We launched an independent third party peer review of Surgisphere with the consent of Sapan Desai to evaluate the origination of the database elements, to confirm the completeness of the database, and to replicate the analyses presented in the paper. Our independent peer reviewers informed us that Surgisphere would not transfer the full dataset, client contracts, and the full ISO audit report to their servers for analysis as such transfer would violate client agreements and confidentiality requirements.
As such, our reviewers were not able to conduct an independent and private peer review and therefore notified us of their withdrawal from the peer-review process.

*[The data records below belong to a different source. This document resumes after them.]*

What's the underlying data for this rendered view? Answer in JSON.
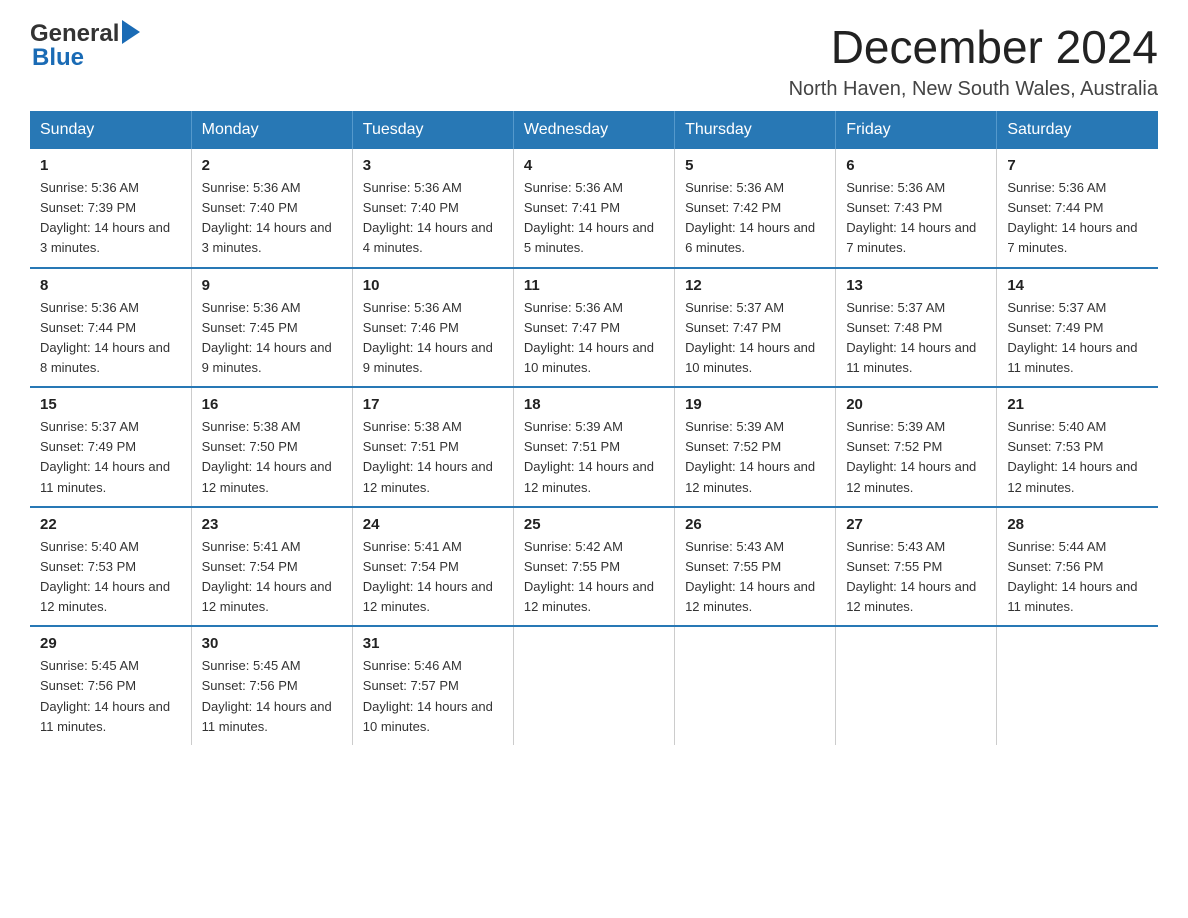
{
  "header": {
    "logo_general": "General",
    "logo_blue": "Blue",
    "title": "December 2024",
    "subtitle": "North Haven, New South Wales, Australia"
  },
  "days_of_week": [
    "Sunday",
    "Monday",
    "Tuesday",
    "Wednesday",
    "Thursday",
    "Friday",
    "Saturday"
  ],
  "weeks": [
    [
      {
        "day": "1",
        "sunrise": "Sunrise: 5:36 AM",
        "sunset": "Sunset: 7:39 PM",
        "daylight": "Daylight: 14 hours and 3 minutes."
      },
      {
        "day": "2",
        "sunrise": "Sunrise: 5:36 AM",
        "sunset": "Sunset: 7:40 PM",
        "daylight": "Daylight: 14 hours and 3 minutes."
      },
      {
        "day": "3",
        "sunrise": "Sunrise: 5:36 AM",
        "sunset": "Sunset: 7:40 PM",
        "daylight": "Daylight: 14 hours and 4 minutes."
      },
      {
        "day": "4",
        "sunrise": "Sunrise: 5:36 AM",
        "sunset": "Sunset: 7:41 PM",
        "daylight": "Daylight: 14 hours and 5 minutes."
      },
      {
        "day": "5",
        "sunrise": "Sunrise: 5:36 AM",
        "sunset": "Sunset: 7:42 PM",
        "daylight": "Daylight: 14 hours and 6 minutes."
      },
      {
        "day": "6",
        "sunrise": "Sunrise: 5:36 AM",
        "sunset": "Sunset: 7:43 PM",
        "daylight": "Daylight: 14 hours and 7 minutes."
      },
      {
        "day": "7",
        "sunrise": "Sunrise: 5:36 AM",
        "sunset": "Sunset: 7:44 PM",
        "daylight": "Daylight: 14 hours and 7 minutes."
      }
    ],
    [
      {
        "day": "8",
        "sunrise": "Sunrise: 5:36 AM",
        "sunset": "Sunset: 7:44 PM",
        "daylight": "Daylight: 14 hours and 8 minutes."
      },
      {
        "day": "9",
        "sunrise": "Sunrise: 5:36 AM",
        "sunset": "Sunset: 7:45 PM",
        "daylight": "Daylight: 14 hours and 9 minutes."
      },
      {
        "day": "10",
        "sunrise": "Sunrise: 5:36 AM",
        "sunset": "Sunset: 7:46 PM",
        "daylight": "Daylight: 14 hours and 9 minutes."
      },
      {
        "day": "11",
        "sunrise": "Sunrise: 5:36 AM",
        "sunset": "Sunset: 7:47 PM",
        "daylight": "Daylight: 14 hours and 10 minutes."
      },
      {
        "day": "12",
        "sunrise": "Sunrise: 5:37 AM",
        "sunset": "Sunset: 7:47 PM",
        "daylight": "Daylight: 14 hours and 10 minutes."
      },
      {
        "day": "13",
        "sunrise": "Sunrise: 5:37 AM",
        "sunset": "Sunset: 7:48 PM",
        "daylight": "Daylight: 14 hours and 11 minutes."
      },
      {
        "day": "14",
        "sunrise": "Sunrise: 5:37 AM",
        "sunset": "Sunset: 7:49 PM",
        "daylight": "Daylight: 14 hours and 11 minutes."
      }
    ],
    [
      {
        "day": "15",
        "sunrise": "Sunrise: 5:37 AM",
        "sunset": "Sunset: 7:49 PM",
        "daylight": "Daylight: 14 hours and 11 minutes."
      },
      {
        "day": "16",
        "sunrise": "Sunrise: 5:38 AM",
        "sunset": "Sunset: 7:50 PM",
        "daylight": "Daylight: 14 hours and 12 minutes."
      },
      {
        "day": "17",
        "sunrise": "Sunrise: 5:38 AM",
        "sunset": "Sunset: 7:51 PM",
        "daylight": "Daylight: 14 hours and 12 minutes."
      },
      {
        "day": "18",
        "sunrise": "Sunrise: 5:39 AM",
        "sunset": "Sunset: 7:51 PM",
        "daylight": "Daylight: 14 hours and 12 minutes."
      },
      {
        "day": "19",
        "sunrise": "Sunrise: 5:39 AM",
        "sunset": "Sunset: 7:52 PM",
        "daylight": "Daylight: 14 hours and 12 minutes."
      },
      {
        "day": "20",
        "sunrise": "Sunrise: 5:39 AM",
        "sunset": "Sunset: 7:52 PM",
        "daylight": "Daylight: 14 hours and 12 minutes."
      },
      {
        "day": "21",
        "sunrise": "Sunrise: 5:40 AM",
        "sunset": "Sunset: 7:53 PM",
        "daylight": "Daylight: 14 hours and 12 minutes."
      }
    ],
    [
      {
        "day": "22",
        "sunrise": "Sunrise: 5:40 AM",
        "sunset": "Sunset: 7:53 PM",
        "daylight": "Daylight: 14 hours and 12 minutes."
      },
      {
        "day": "23",
        "sunrise": "Sunrise: 5:41 AM",
        "sunset": "Sunset: 7:54 PM",
        "daylight": "Daylight: 14 hours and 12 minutes."
      },
      {
        "day": "24",
        "sunrise": "Sunrise: 5:41 AM",
        "sunset": "Sunset: 7:54 PM",
        "daylight": "Daylight: 14 hours and 12 minutes."
      },
      {
        "day": "25",
        "sunrise": "Sunrise: 5:42 AM",
        "sunset": "Sunset: 7:55 PM",
        "daylight": "Daylight: 14 hours and 12 minutes."
      },
      {
        "day": "26",
        "sunrise": "Sunrise: 5:43 AM",
        "sunset": "Sunset: 7:55 PM",
        "daylight": "Daylight: 14 hours and 12 minutes."
      },
      {
        "day": "27",
        "sunrise": "Sunrise: 5:43 AM",
        "sunset": "Sunset: 7:55 PM",
        "daylight": "Daylight: 14 hours and 12 minutes."
      },
      {
        "day": "28",
        "sunrise": "Sunrise: 5:44 AM",
        "sunset": "Sunset: 7:56 PM",
        "daylight": "Daylight: 14 hours and 11 minutes."
      }
    ],
    [
      {
        "day": "29",
        "sunrise": "Sunrise: 5:45 AM",
        "sunset": "Sunset: 7:56 PM",
        "daylight": "Daylight: 14 hours and 11 minutes."
      },
      {
        "day": "30",
        "sunrise": "Sunrise: 5:45 AM",
        "sunset": "Sunset: 7:56 PM",
        "daylight": "Daylight: 14 hours and 11 minutes."
      },
      {
        "day": "31",
        "sunrise": "Sunrise: 5:46 AM",
        "sunset": "Sunset: 7:57 PM",
        "daylight": "Daylight: 14 hours and 10 minutes."
      },
      null,
      null,
      null,
      null
    ]
  ]
}
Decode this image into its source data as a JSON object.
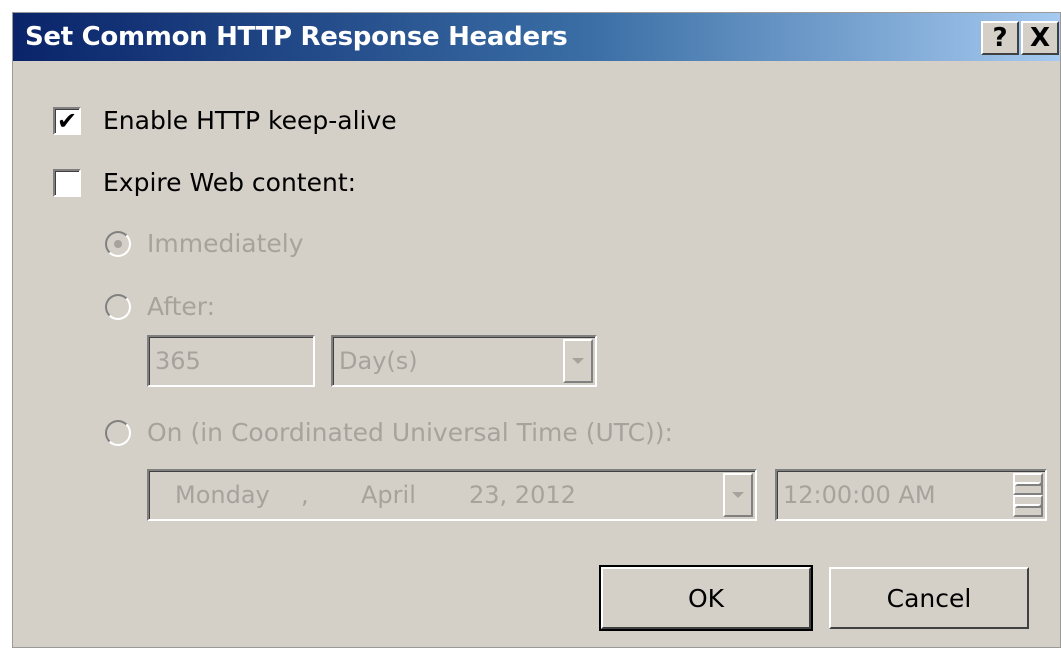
{
  "dialog": {
    "title": "Set Common HTTP Response Headers",
    "help_label": "?",
    "close_label": "X"
  },
  "keepalive": {
    "label": "Enable HTTP keep-alive",
    "checked": true,
    "check_mark": "✔"
  },
  "expire": {
    "label": "Expire Web content:",
    "checked": false
  },
  "immediately": {
    "label": "Immediately",
    "selected": true
  },
  "after": {
    "label": "After:",
    "value": "365",
    "unit": "Day(s)"
  },
  "on": {
    "label": "On (in Coordinated Universal Time (UTC)):",
    "weekday": "Monday",
    "sep": ",",
    "month": "April",
    "day_year": "23, 2012",
    "time": "12:00:00 AM"
  },
  "buttons": {
    "ok": "OK",
    "cancel": "Cancel"
  },
  "icons": {
    "help": "question-icon",
    "close": "close-icon",
    "dropdown": "chevron-down-icon",
    "spin_up": "chevron-up-icon",
    "spin_down": "chevron-down-icon"
  },
  "colors": {
    "title_start": "#0a246a",
    "title_end": "#a6caf0",
    "face": "#d4d0c8",
    "disabled_text": "#a7a39c"
  }
}
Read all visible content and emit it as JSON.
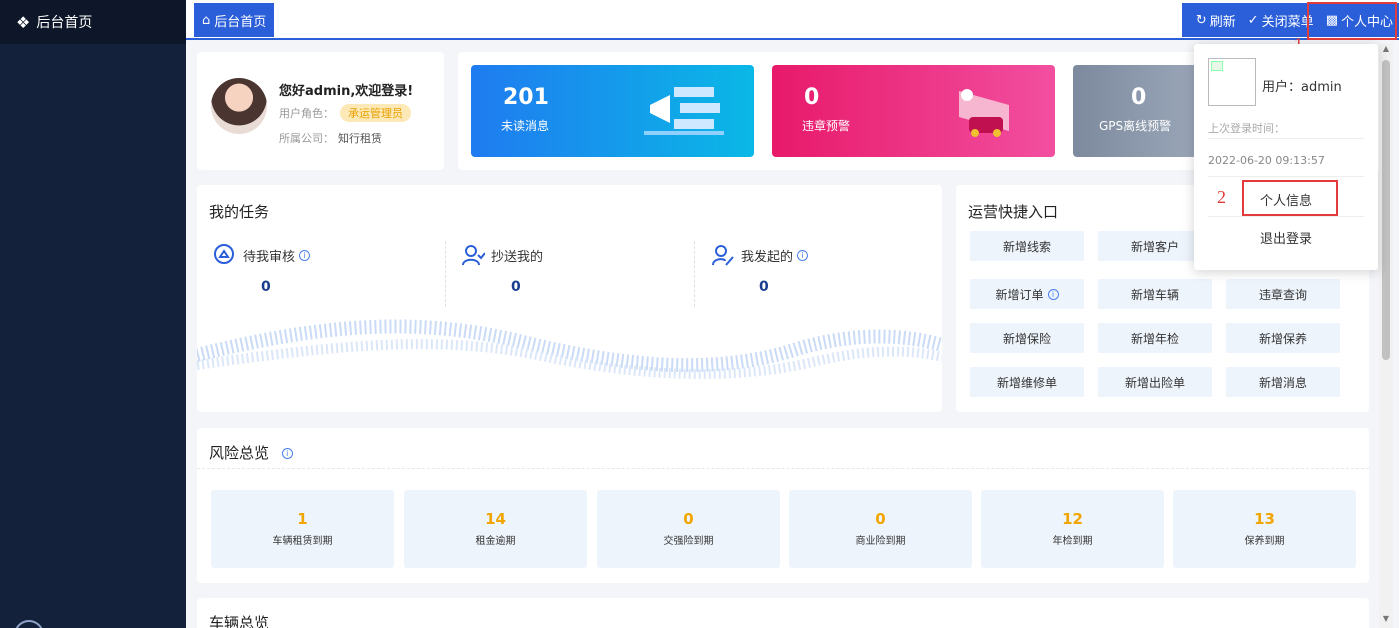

We always aspire to perform our research in accordance with the highest ethical and professional guidelines.We can never forget the responsibility we have as researchers to scrupulously ensure that we rely on data sources that adhere to our high standards.
Based on this development, we can no longer vouch for the veracity of the primary data sources. Due to this unfortunate development, the authors request that the paper be retracted.
We all entered this collaboration to contribute in good faith and at a time of great need during the COVID-19 pandemic.
We deeply apologise to you, the editors, and the journal readership for any embarrassment or inconvenience that this may have caused.